История обретения книги была неразрывно связана с Вероникой. Станислав Николаевич никогда не был обделен вниманием женского пола, природное обаяние и стиль, опрятность и аккуратность привлекали к нему поклонниц, будь то сотрудницы отдела или студентки истфака на практике, просто случайные женщины, что обращали свой взгляд на элегантного мужчину за ужином в ресторане, где Садомский предпочитал бывать. Если бы он вел жизнь Казановы, то эта карьера была бы для него очень успешной. Но женщины его интересовали лишь как объект временного удовлетворения низших потребностей, чувство любви ему было незнакомо. Лишь изредка и на короткое время в его квартире на Шпалерной, бывшей коммуналке, выкупленной у многочисленных собственников и любовно превращенной в уютное и шикарное место созерцаний и раздумий по типу старых питерских квартир, появлялись особи женского пола, которые и хотели бы остаться и навести там свой порядок, да им это так и не удалось. После тридцати лет о женитьбе он ни разу не раздумывал, не думал и сейчас, но встреча с Вероникой что-то вывернула в его строгой и прибранной, как одежда в гардеробной, душе. Хотя для Садомского душа было понятие сугубо мифическое, в загробную жизнь он не верил, как и в переселение душ, в церковь не ходил, считал, что жизнь – это то, что отмерено человеку и не более. Человек рождается и умирает, и после него остается лишь то, что он создал за короткий миг своего присутствия на этом свете. Видимо, поэтому он и старался получить всё, что желал, именно сейчас. Но Вероника внесла в эту стройную концепцию некоторые флуктуации, она никак не вписывалась в картину мира Станислава Николаевича. Он даже тяготился этим, пытаясь забыть моменты их общения, а забыть никак не получалось. Даже сейчас, когда удача и слава практически лежали в его руках, правда, не подтвержденные ещё радиоуглеродным анализом.

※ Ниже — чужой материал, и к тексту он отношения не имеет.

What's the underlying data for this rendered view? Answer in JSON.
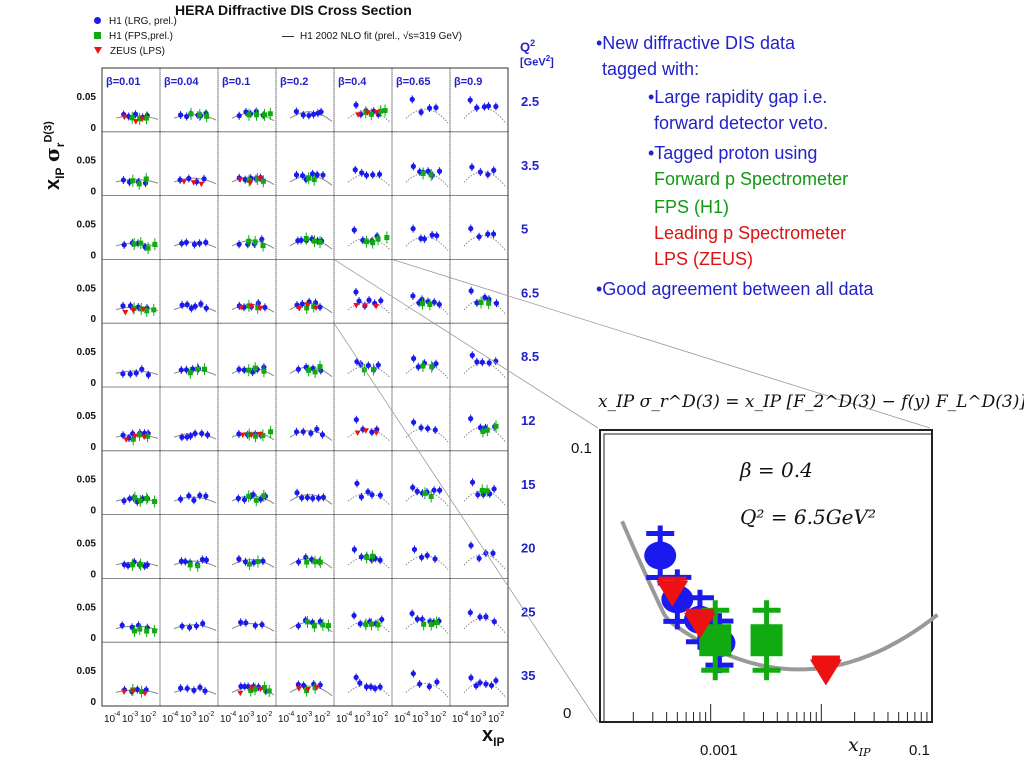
{
  "title": "HERA Diffractive DIS Cross Section",
  "legend": [
    {
      "label": "H1 (LRG, prel.)",
      "color": "#1a1aee",
      "marker": "circle"
    },
    {
      "label": "H1 (FPS,prel.)",
      "color": "#11aa11",
      "marker": "square"
    },
    {
      "label": "ZEUS (LPS)",
      "color": "#ee1111",
      "marker": "triangle-down"
    },
    {
      "label": "H1 2002 NLO fit (prel., √s=319 GeV)",
      "color": "#333333",
      "marker": "line"
    }
  ],
  "axes": {
    "ylabel": "x",
    "ylabel_sub": "IP",
    "ylabel_sigma": "σ",
    "ylabel_r": "r",
    "ylabel_sup": "D(3)",
    "xlabel": "x",
    "xlabel_sub": "IP",
    "q2_label": "Q",
    "q2_sup": "2",
    "q2_unit": "[GeV",
    "q2_unit_sup": "2",
    "q2_unit_close": "]",
    "ytick_005": "0.05",
    "ytick_0": "0",
    "xtick_base": "10",
    "xtick_exps": [
      "-4",
      "-3",
      "-2"
    ]
  },
  "chart_data": {
    "type": "scatter",
    "title": "HERA Diffractive DIS Cross Section",
    "xlabel": "xIP",
    "ylabel": "xIP σr D(3)",
    "xscale": "log",
    "columns_beta": [
      "β=0.01",
      "β=0.04",
      "β=0.1",
      "β=0.2",
      "β=0.4",
      "β=0.65",
      "β=0.9"
    ],
    "rows_q2": [
      "2.5",
      "3.5",
      "5",
      "6.5",
      "8.5",
      "12",
      "15",
      "20",
      "25",
      "35"
    ],
    "ylim": [
      0,
      0.075
    ],
    "panel_yticks": [
      0,
      0.05
    ],
    "grid": true
  },
  "inset": {
    "equation_lhs": "x",
    "equation": "x_IP σ_r^D(3) = x_IP [F_2^D(3) − f(y) F_L^D(3)]",
    "beta_text": "β = 0.4",
    "q2_text": "Q² = 6.5GeV²",
    "ytick_top": "0.1",
    "ytick_bottom": "0",
    "xtick_001": "0.001",
    "xtick_01": "0.1",
    "xlabel": "x",
    "xlabel_sub": "IP",
    "chart_data": {
      "type": "scatter",
      "xscale": "log",
      "xlim": [
        0.0001,
        0.1
      ],
      "ylim": [
        0,
        0.1
      ],
      "series": [
        {
          "name": "H1 (LRG, prel.)",
          "x": [
            0.00035,
            0.0005,
            0.0008,
            0.0012
          ],
          "y": [
            0.057,
            0.042,
            0.035,
            0.027
          ]
        },
        {
          "name": "H1 (FPS,prel.)",
          "x": [
            0.0011,
            0.0032
          ],
          "y": [
            0.028,
            0.028
          ]
        },
        {
          "name": "ZEUS (LPS)",
          "x": [
            0.00045,
            0.0008,
            0.011
          ],
          "y": [
            0.045,
            0.034,
            0.018
          ]
        }
      ]
    }
  },
  "bullets": {
    "b1_line1": "•New diffractive DIS data",
    "b1_line2": "tagged with:",
    "b2_line1": "•Large rapidity gap i.e.",
    "b2_line2": "forward detector veto.",
    "b3_line1": "•Tagged proton using",
    "b3_green1": "Forward p Spectrometer",
    "b3_green2": "FPS (H1)",
    "b3_red1": "Leading p Spectrometer",
    "b3_red2": "LPS (ZEUS)",
    "b4": "•Good agreement between all data"
  }
}
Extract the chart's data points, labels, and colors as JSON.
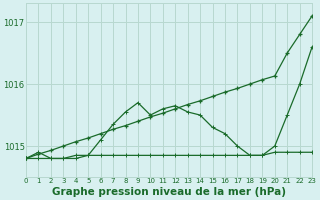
{
  "title": "Graphe pression niveau de la mer (hPa)",
  "bg_color": "#d8f0f0",
  "grid_color": "#b8d8d0",
  "line_color": "#1a6b2a",
  "xlim": [
    0,
    23
  ],
  "ylim": [
    1014.5,
    1017.3
  ],
  "yticks": [
    1015,
    1016,
    1017
  ],
  "xticks": [
    0,
    1,
    2,
    3,
    4,
    5,
    6,
    7,
    8,
    9,
    10,
    11,
    12,
    13,
    14,
    15,
    16,
    17,
    18,
    19,
    20,
    21,
    22,
    23
  ],
  "series1_x": [
    0,
    1,
    2,
    3,
    4,
    5,
    6,
    7,
    8,
    9,
    10,
    11,
    12,
    13,
    14,
    15,
    16,
    17,
    18,
    19,
    20,
    21,
    22,
    23
  ],
  "series1_y": [
    1014.8,
    1014.8,
    1014.8,
    1014.8,
    1014.8,
    1014.85,
    1014.85,
    1014.85,
    1014.85,
    1014.85,
    1014.85,
    1014.85,
    1014.85,
    1014.85,
    1014.85,
    1014.85,
    1014.85,
    1014.85,
    1014.85,
    1014.85,
    1014.9,
    1014.9,
    1014.9,
    1014.9
  ],
  "series2_x": [
    0,
    1,
    2,
    3,
    4,
    5,
    6,
    7,
    8,
    9,
    10,
    11,
    12,
    13,
    14,
    15,
    16,
    17,
    18,
    19,
    20,
    21,
    22,
    23
  ],
  "series2_y": [
    1014.8,
    1014.9,
    1014.8,
    1014.8,
    1014.85,
    1014.85,
    1015.1,
    1015.35,
    1015.55,
    1015.7,
    1015.5,
    1015.6,
    1015.65,
    1015.55,
    1015.5,
    1015.3,
    1015.2,
    1015.0,
    1014.85,
    1014.85,
    1015.0,
    1015.5,
    1016.0,
    1016.6
  ],
  "series3_x": [
    0,
    1,
    2,
    3,
    4,
    5,
    6,
    7,
    8,
    9,
    10,
    11,
    12,
    13,
    14,
    15,
    16,
    17,
    18,
    19,
    20,
    21,
    22,
    23
  ],
  "series3_y": [
    1014.8,
    1014.87,
    1014.93,
    1015.0,
    1015.07,
    1015.13,
    1015.2,
    1015.27,
    1015.33,
    1015.4,
    1015.47,
    1015.53,
    1015.6,
    1015.67,
    1015.73,
    1015.8,
    1015.87,
    1015.93,
    1016.0,
    1016.07,
    1016.13,
    1016.5,
    1016.8,
    1017.1
  ],
  "tick_fontsize": 6.0,
  "label_fontsize": 7.5
}
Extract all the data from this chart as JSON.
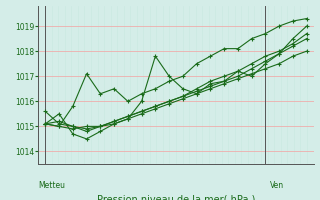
{
  "title": "Pression niveau de la mer( hPa )",
  "xlabel_left": "Metteu",
  "xlabel_right": "Ven",
  "ylabel_ticks": [
    1014,
    1015,
    1016,
    1017,
    1018,
    1019
  ],
  "ylim": [
    1013.5,
    1019.8
  ],
  "background_color": "#d4ede8",
  "grid_color": "#f4a0a0",
  "line_color": "#1a6b1a",
  "marker_color": "#1a6b1a",
  "series": [
    [
      1015.1,
      1015.0,
      1015.8,
      1017.1,
      1016.3,
      1016.5,
      1016.0,
      1016.3,
      1016.5,
      1016.8,
      1017.0,
      1017.5,
      1017.8,
      1018.1,
      1018.1,
      1018.5,
      1018.7,
      1019.0,
      1019.2,
      1019.3
    ],
    [
      1015.1,
      1015.5,
      1014.7,
      1014.5,
      1014.8,
      1015.1,
      1015.3,
      1016.0,
      1017.8,
      1017.0,
      1016.5,
      1016.3,
      1016.7,
      1016.8,
      1017.2,
      1017.0,
      1017.5,
      1017.9,
      1018.5,
      1019.0
    ],
    [
      1015.1,
      1015.2,
      1015.0,
      1014.9,
      1015.0,
      1015.1,
      1015.3,
      1015.5,
      1015.7,
      1015.9,
      1016.1,
      1016.3,
      1016.5,
      1016.7,
      1016.9,
      1017.1,
      1017.3,
      1017.5,
      1017.8,
      1018.0
    ],
    [
      1015.1,
      1015.0,
      1014.9,
      1015.0,
      1015.0,
      1015.2,
      1015.4,
      1015.6,
      1015.8,
      1016.0,
      1016.2,
      1016.4,
      1016.6,
      1016.8,
      1017.0,
      1017.3,
      1017.6,
      1017.9,
      1018.2,
      1018.5
    ],
    [
      1015.6,
      1015.1,
      1015.0,
      1014.8,
      1015.0,
      1015.2,
      1015.4,
      1015.6,
      1015.8,
      1016.0,
      1016.2,
      1016.5,
      1016.8,
      1017.0,
      1017.2,
      1017.5,
      1017.8,
      1018.0,
      1018.3,
      1018.7
    ]
  ],
  "n_points": 20,
  "vline_positions": [
    0,
    16
  ],
  "vline_color": "#555555",
  "minor_grid_color": "#c8e8e0",
  "marker": "+"
}
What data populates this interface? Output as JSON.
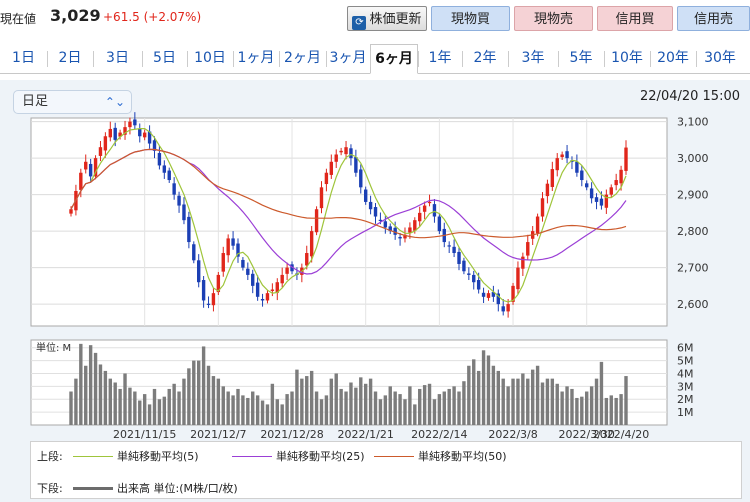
{
  "header": {
    "price_label": "現在値",
    "price_value": "3,029",
    "price_change": "+61.5 (+2.07%)",
    "update_button": "株価更新",
    "buttons": [
      "現物買",
      "現物売",
      "信用買",
      "信用売"
    ]
  },
  "tabs": [
    "1日",
    "2日",
    "3日",
    "5日",
    "10日",
    "1ヶ月",
    "2ヶ月",
    "3ヶ月",
    "6ヶ月",
    "1年",
    "2年",
    "3年",
    "5年",
    "10年",
    "20年",
    "30年"
  ],
  "active_tab": "6ヶ月",
  "period_select": "日足",
  "datetime": "22/04/20 15:00",
  "colors": {
    "up": "#e0261b",
    "down": "#1b3fb4",
    "ma5": "#9fc53b",
    "ma25": "#9b3fd6",
    "ma50": "#cc5a2c",
    "volume": "#7c7c7c"
  },
  "chart_data": [
    {
      "type": "candlestick",
      "y_ticks": [
        "3,100",
        "3,000",
        "2,900",
        "2,800",
        "2,700",
        "2,600"
      ],
      "ylim": [
        2540,
        3110
      ],
      "x_labels": [
        "2021/11/15",
        "2021/12/7",
        "2021/12/28",
        "2022/1/21",
        "2022/2/14",
        "2022/3/8",
        "2022/3/30",
        "2022/4/20"
      ],
      "close": [
        2860,
        2910,
        2960,
        2990,
        2950,
        3000,
        3030,
        3060,
        3080,
        3050,
        3070,
        3085,
        3100,
        3090,
        3060,
        3070,
        3040,
        3020,
        2980,
        2960,
        2940,
        2900,
        2870,
        2830,
        2770,
        2720,
        2660,
        2610,
        2600,
        2630,
        2680,
        2740,
        2780,
        2760,
        2730,
        2700,
        2680,
        2650,
        2620,
        2610,
        2630,
        2640,
        2660,
        2680,
        2700,
        2690,
        2680,
        2700,
        2740,
        2800,
        2860,
        2920,
        2960,
        2990,
        3010,
        3020,
        3030,
        3000,
        2960,
        2920,
        2880,
        2860,
        2840,
        2830,
        2810,
        2800,
        2790,
        2780,
        2790,
        2810,
        2830,
        2850,
        2870,
        2880,
        2840,
        2800,
        2770,
        2760,
        2740,
        2710,
        2690,
        2680,
        2660,
        2640,
        2620,
        2630,
        2620,
        2600,
        2580,
        2600,
        2650,
        2700,
        2730,
        2770,
        2800,
        2840,
        2890,
        2930,
        2970,
        3000,
        3010,
        3000,
        2990,
        2960,
        2940,
        2920,
        2890,
        2880,
        2870,
        2900,
        2920,
        2940,
        2968,
        3029
      ],
      "series": [
        {
          "name": "単純移動平均(5)",
          "period": 5
        },
        {
          "name": "単純移動平均(25)",
          "period": 25
        },
        {
          "name": "単純移動平均(50)",
          "period": 50
        }
      ]
    },
    {
      "type": "bar",
      "ylabel": "単位: M",
      "y_ticks": [
        "6M",
        "5M",
        "4M",
        "3M",
        "2M",
        "1M"
      ],
      "ylim": [
        0,
        6.6
      ],
      "values": [
        2.6,
        3.6,
        6.3,
        4.6,
        6.2,
        5.6,
        4.7,
        4.2,
        3.6,
        3.3,
        2.8,
        4.0,
        2.9,
        2.6,
        1.9,
        2.4,
        1.6,
        2.8,
        2.0,
        2.2,
        2.8,
        3.2,
        2.6,
        3.6,
        4.4,
        5.0,
        5.0,
        6.1,
        4.6,
        3.8,
        3.6,
        3.0,
        2.6,
        2.3,
        2.8,
        2.3,
        2.1,
        2.6,
        2.3,
        1.9,
        1.6,
        3.2,
        2.0,
        1.6,
        2.4,
        2.6,
        4.3,
        3.6,
        3.8,
        4.2,
        2.6,
        2.0,
        2.3,
        3.6,
        4.0,
        2.8,
        2.6,
        3.3,
        2.9,
        3.7,
        3.2,
        3.6,
        2.6,
        2.0,
        2.3,
        3.0,
        2.6,
        2.4,
        2.0,
        3.0,
        1.6,
        2.8,
        3.1,
        3.2,
        2.0,
        2.4,
        2.6,
        2.8,
        3.0,
        2.6,
        3.4,
        4.6,
        5.1,
        4.2,
        5.8,
        5.4,
        4.6,
        4.2,
        3.6,
        3.0,
        3.6,
        3.6,
        4.0,
        3.6,
        4.3,
        4.6,
        3.3,
        3.6,
        3.6,
        3.2,
        2.6,
        3.0,
        2.8,
        2.1,
        2.2,
        2.6,
        3.0,
        3.6,
        4.9,
        2.1,
        2.3,
        2.1,
        2.4,
        3.8
      ],
      "series": [
        {
          "name": "出来高 単位:(M株/口/枚)"
        }
      ]
    }
  ],
  "legend": {
    "upper_label": "上段:",
    "lower_label": "下段:"
  }
}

С Вероникой он познакомился в захолустном, но, по мнению его жителей, огромном, красивом и культурном городе Перми. Занесла его нелегкая туда по причине сугубо деловой: в сём славном городе жил Кирилл, любитель истории и старины малой руки, в местности своей считающийся отменным специалистом по Средним векам. Правда, в основном в кругах так называемых «черных копателей». Человек он был увлеченный, читал даже книги, по большей части практические – местные издания археологических экспедиций времен СССР, – почерпывая там необходимые сведения о местах, где можно чем-нибудь поживиться, иногда успешно, иногда впустую. Заинтересовал он Садомского только потому, что как-то раз коллега перенаправил письмо от этого Кирилла, в котором тот просил оценить артефакт в виде серебряного блюда Сасанидов, что было им откопано, а скорее всего, украдено, как думал Садомский, на территории Пермского края. Блюдо было довольно ординарно, но в то же время имело некую культурную и денежную ценность, а кроме того, не фигурировало в списке умыкнутых ценностей музейной сети, что негласно распространяли музейные организации и МВД.

Станислав Николаевич благосклонно ответил молодому человеку, оценив предмет в треть стоимости, получил письмо того о желании за эту стоимость продать и в довесок изображения других имеющихся у Кирилла предметов, которые уже тянули на коллекцию. Заручившись поддержкой богатого коллекционера, Садомский выбил себе служебную командировку в пермский музей и лично посетил Кирилла с целью выкупить по дешевке все его предметы, а также проверить их на подлинность и узнать, откуда тут ноги растут.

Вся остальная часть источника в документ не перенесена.